Releo mi columna de ayer. Es verdad, como me han hecho ver no pocos lectores, que resulta muy dura. ¿Cambiaría algo 24 horas más tarde? Quizá movería esta coma, acortaría aquella frase, afinaría la metáfora de más allá. Respecto al tono y al contenido, sin embargo, me confieso incapaz de tocar nada. He hecho el ejercicio de rescribirla mentalmente, e incluso con otras palabras, el producto sigue siendo igual de áspero, seco, descarnado, frío, quizá más cínico en lo aparente que en lo real.
Entiéndanme. No me alegra la muerte (nada accidental) de Miguel Blesa. Pero tampoco me entristece lo más mínimo. Si rebusco entre mi menaje sentimental, como mucho, llego a una cierta indiferencia resabiada. ¿Falta de respeto? Estaría por jurar que no he pasado esa frontera, aunque sin solución de continuidad, declaro que tampoco me sentiría especialmente incómodo por haberlo hecho. Ya les he anotado aquí mismo con ocasión de otros lutos célebres que abandonar la condición de vivos no nos convierte en mejores seres humanos. En el caso que nos ocupa, este principio va a misa.

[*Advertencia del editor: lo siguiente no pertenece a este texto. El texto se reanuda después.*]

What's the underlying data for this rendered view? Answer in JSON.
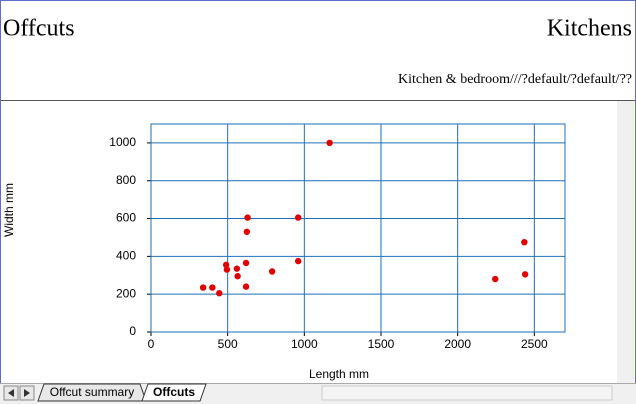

Por lo demás, y aunque sé que bordeo la demagogia, me siento mucho más cerca de las miles de personas estafadas impunemente por el difunto y su cuadrilla de mangantes de cuello blanco. De hecho, si algo lamento de verdad de la marcha al otro barrio del individuo, es que no pagará en un tribunal por todo el mal que ha causado con total intención de hacerlo. Claro que tampoco se me escapa que si continuara respirando, seguiría, como hasta el segundo antes de quitarse de en medio por su propia mano, yéndose de rositas. No sé si me explico.